For bone resorption, scores were as follows: 0 = normal, 1 = minimal (small areas of resorption in the medullary trabecular or cortical bone, not readily apparent on low magnification, and rare osteoclasts), 2 = mild (increasing areas of resorption in medullary trabecular or cortical bone, not readily apparent on low magnification, with osteoclasts more numerous), 3 = moderate (obvious resorption of the medullary trabecular and cortical bone, without full-thickness defects, lesion apparent on low magnification, and osteoclasts more numerous), 4 = marked (full-thickness defects in the cortical bone, marked loss of medullary trabecular bone, numerous osteoclasts), and 5 = severe (full-thickness defects in the cortical bone, severe loss of medullary trabecular bone).

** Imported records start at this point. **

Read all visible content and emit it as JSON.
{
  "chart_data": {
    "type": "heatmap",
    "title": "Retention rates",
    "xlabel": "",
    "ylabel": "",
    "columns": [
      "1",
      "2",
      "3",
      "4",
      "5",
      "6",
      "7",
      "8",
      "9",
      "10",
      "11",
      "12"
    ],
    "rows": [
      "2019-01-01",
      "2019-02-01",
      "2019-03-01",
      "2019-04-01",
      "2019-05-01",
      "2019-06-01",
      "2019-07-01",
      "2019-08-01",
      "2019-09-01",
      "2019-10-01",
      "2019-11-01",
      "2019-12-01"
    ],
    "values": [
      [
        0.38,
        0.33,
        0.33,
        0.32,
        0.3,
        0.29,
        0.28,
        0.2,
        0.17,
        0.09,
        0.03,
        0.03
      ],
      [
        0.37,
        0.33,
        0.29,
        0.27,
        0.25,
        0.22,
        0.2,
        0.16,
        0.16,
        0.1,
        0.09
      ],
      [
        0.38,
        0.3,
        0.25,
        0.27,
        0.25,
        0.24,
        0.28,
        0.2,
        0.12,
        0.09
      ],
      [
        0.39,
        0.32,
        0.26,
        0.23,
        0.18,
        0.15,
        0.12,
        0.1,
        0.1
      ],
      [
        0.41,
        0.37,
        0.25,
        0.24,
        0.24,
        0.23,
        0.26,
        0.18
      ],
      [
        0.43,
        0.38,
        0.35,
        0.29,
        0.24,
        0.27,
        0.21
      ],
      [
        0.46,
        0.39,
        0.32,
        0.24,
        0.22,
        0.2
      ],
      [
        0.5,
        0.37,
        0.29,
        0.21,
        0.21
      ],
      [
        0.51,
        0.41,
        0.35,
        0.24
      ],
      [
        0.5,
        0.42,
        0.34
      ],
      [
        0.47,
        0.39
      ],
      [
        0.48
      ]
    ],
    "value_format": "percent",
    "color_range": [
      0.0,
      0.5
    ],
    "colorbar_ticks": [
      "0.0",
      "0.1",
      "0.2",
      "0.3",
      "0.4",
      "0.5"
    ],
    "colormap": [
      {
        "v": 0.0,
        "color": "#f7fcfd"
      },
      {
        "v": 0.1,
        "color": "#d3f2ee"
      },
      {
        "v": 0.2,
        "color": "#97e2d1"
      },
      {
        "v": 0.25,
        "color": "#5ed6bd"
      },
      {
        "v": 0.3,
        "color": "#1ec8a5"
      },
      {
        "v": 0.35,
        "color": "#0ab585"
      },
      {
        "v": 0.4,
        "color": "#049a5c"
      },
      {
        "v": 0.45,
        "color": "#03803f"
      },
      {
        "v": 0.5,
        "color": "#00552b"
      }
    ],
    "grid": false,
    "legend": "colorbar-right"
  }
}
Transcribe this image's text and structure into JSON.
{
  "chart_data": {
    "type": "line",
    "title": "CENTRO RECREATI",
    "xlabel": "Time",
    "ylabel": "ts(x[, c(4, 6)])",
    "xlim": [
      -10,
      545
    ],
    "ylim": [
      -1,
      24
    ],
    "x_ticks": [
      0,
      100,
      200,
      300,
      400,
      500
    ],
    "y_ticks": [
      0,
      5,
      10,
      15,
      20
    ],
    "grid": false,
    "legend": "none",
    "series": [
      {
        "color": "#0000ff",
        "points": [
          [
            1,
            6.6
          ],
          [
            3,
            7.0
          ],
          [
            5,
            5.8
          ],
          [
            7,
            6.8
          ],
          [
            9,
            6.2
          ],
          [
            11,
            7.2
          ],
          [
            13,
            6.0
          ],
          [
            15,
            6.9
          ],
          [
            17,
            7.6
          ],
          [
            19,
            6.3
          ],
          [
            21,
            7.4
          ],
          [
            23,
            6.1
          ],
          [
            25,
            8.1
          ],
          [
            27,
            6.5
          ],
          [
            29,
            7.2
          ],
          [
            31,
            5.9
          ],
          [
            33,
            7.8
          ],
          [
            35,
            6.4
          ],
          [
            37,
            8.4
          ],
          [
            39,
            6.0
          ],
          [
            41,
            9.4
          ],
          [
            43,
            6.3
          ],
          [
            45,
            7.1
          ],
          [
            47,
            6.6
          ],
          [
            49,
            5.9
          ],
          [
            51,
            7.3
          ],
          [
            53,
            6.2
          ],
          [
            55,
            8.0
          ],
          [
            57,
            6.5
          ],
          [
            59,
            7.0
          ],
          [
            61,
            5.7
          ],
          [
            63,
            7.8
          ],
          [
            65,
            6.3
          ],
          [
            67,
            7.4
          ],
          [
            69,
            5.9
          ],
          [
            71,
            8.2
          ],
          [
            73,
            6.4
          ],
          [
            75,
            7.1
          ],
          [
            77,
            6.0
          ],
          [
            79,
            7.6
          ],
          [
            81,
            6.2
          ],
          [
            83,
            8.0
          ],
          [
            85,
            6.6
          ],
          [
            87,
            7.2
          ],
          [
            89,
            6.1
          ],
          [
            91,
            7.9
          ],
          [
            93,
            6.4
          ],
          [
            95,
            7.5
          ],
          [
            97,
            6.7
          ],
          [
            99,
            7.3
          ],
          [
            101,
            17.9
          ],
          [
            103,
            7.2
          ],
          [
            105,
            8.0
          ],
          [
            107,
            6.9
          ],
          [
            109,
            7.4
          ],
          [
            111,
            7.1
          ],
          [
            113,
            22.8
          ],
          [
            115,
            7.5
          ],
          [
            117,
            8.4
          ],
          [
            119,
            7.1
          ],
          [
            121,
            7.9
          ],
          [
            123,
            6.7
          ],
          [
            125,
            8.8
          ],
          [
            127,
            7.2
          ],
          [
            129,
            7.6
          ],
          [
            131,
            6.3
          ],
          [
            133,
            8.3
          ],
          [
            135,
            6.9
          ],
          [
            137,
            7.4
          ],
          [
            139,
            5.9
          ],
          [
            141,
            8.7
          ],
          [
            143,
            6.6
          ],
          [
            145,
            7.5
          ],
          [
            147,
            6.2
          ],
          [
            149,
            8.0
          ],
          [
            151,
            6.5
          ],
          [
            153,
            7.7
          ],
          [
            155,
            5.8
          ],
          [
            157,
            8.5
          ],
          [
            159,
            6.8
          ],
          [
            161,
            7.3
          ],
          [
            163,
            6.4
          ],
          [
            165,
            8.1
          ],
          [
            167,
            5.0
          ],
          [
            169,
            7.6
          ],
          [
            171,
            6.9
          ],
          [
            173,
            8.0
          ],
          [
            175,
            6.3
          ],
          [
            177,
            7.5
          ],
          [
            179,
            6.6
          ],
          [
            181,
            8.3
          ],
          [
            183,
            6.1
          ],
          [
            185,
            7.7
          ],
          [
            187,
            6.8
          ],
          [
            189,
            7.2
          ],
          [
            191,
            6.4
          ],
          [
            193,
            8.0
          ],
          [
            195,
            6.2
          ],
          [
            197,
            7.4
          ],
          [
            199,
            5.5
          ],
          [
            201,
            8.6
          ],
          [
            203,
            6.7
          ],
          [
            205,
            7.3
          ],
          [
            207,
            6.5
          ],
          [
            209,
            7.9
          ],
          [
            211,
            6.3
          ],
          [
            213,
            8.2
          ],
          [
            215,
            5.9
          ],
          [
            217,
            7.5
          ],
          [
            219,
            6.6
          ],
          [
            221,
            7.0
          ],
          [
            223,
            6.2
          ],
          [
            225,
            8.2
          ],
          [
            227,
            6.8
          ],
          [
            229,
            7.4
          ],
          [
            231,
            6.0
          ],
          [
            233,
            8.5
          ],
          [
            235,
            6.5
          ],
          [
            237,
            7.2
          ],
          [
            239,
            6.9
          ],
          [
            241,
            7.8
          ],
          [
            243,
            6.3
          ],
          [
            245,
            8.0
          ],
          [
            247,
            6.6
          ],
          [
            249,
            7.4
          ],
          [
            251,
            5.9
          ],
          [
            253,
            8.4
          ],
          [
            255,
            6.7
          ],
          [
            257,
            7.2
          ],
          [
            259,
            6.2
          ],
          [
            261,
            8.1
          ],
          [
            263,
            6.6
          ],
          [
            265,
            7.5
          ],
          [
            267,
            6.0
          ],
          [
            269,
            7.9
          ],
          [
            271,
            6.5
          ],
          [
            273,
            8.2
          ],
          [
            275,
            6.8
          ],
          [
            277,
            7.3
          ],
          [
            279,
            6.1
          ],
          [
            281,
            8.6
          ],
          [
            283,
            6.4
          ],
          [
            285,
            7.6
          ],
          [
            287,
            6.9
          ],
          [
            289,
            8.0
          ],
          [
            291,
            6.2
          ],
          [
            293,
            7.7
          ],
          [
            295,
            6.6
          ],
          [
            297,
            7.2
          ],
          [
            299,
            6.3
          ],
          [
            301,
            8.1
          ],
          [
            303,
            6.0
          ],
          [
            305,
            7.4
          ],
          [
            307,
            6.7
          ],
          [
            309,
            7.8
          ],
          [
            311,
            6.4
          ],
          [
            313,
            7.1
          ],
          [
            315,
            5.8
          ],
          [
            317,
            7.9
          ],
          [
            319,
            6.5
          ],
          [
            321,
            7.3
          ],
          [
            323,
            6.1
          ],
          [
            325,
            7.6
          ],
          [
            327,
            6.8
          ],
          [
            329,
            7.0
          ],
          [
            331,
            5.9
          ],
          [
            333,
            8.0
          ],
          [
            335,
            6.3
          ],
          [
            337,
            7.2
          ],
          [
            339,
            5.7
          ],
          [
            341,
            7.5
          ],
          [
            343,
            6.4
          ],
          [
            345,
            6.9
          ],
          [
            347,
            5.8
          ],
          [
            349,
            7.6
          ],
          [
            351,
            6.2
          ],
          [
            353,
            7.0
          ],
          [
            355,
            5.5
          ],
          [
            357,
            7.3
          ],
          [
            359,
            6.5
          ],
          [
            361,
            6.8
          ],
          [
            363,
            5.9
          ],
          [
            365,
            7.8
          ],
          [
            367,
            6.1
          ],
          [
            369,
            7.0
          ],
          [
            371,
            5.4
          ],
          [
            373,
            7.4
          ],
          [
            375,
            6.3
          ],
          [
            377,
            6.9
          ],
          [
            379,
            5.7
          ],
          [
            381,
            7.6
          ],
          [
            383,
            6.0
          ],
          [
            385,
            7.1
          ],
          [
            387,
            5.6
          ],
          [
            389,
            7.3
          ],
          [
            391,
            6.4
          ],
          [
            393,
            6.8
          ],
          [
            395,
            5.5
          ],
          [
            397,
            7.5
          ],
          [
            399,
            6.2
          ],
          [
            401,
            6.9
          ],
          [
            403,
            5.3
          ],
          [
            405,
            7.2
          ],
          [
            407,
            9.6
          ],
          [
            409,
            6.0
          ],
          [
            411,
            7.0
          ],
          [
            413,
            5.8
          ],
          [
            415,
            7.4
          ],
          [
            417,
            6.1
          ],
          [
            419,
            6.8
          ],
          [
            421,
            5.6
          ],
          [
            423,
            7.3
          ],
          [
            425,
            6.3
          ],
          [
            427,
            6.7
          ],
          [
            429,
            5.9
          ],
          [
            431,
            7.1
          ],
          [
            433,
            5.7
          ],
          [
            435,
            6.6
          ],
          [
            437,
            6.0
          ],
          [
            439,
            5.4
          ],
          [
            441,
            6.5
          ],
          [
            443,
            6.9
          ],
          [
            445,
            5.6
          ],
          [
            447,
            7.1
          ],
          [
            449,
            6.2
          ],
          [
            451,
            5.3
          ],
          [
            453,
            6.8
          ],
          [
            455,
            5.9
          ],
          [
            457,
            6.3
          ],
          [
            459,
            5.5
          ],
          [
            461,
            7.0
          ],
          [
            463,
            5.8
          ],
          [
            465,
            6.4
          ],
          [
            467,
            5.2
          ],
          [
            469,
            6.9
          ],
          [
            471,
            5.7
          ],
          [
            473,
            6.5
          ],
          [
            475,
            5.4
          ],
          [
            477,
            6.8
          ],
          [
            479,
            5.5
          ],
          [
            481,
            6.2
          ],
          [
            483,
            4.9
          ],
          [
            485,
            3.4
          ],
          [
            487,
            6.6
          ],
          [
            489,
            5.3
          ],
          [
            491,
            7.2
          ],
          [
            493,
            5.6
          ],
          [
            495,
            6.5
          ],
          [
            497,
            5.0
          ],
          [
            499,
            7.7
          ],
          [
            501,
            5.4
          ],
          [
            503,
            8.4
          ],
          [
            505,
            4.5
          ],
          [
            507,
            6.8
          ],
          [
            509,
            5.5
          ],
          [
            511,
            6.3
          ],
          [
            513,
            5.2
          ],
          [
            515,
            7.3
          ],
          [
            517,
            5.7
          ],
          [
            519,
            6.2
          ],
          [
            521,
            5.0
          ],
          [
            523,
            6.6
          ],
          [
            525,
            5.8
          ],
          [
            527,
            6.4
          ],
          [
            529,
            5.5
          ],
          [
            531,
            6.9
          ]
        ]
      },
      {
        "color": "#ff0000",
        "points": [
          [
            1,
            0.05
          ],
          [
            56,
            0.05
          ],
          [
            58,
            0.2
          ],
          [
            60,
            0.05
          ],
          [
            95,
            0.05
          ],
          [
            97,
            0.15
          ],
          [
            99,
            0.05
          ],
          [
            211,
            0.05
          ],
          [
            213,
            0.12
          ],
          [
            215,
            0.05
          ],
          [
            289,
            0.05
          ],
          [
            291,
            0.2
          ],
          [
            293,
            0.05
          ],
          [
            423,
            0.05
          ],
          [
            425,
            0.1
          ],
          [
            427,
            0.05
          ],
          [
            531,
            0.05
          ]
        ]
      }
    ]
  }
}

Immunoassay analysis of plasma biomarkers
Plasma MMP-3, a soluble marker for joint pathology, was quantified by the R&D System (Minneapolis, MN, USA) Quantikine mouse MMP-3 (total) Immunoassay (catalog number MMP300) according to the manufacturer's instructions. Plasma cytokines and chemokines - eotaxin, granulocyte colony-stimulating factor (G-CSF), granulocyte-macrophage colony-stimulating factor, GRO/KC, IFNγ, leptin, IL-1α, IL-1β, IL-2, IL-4, IL-5, IL-6, IL-9, IL-10, IL-12p70, IL-13, IL-17, IL-18, IP-10, MCP-1, MIP-1β, RANTES, TNFα and vascular endothelial growth factor - were assessed using a multiplex Luminex-based assay from Millipore (catalog number MPXMCYTO-70K-PMX24; Billerica, MA USA) with the addition of 1× Complete® protease inhibitor cocktail (catalog number 11697498001; Roche, Indianapolis, IN, USA).
Data are presented as the mean ± standard error of the mean. Significance analysis of in vivo paw fluorescence was conducted using a two-tailed unpaired Student t test when two groups were analyzed or a one-tailed analysis of variance Scheffe multiple-comparison post test. P < 0.05 was considered significant.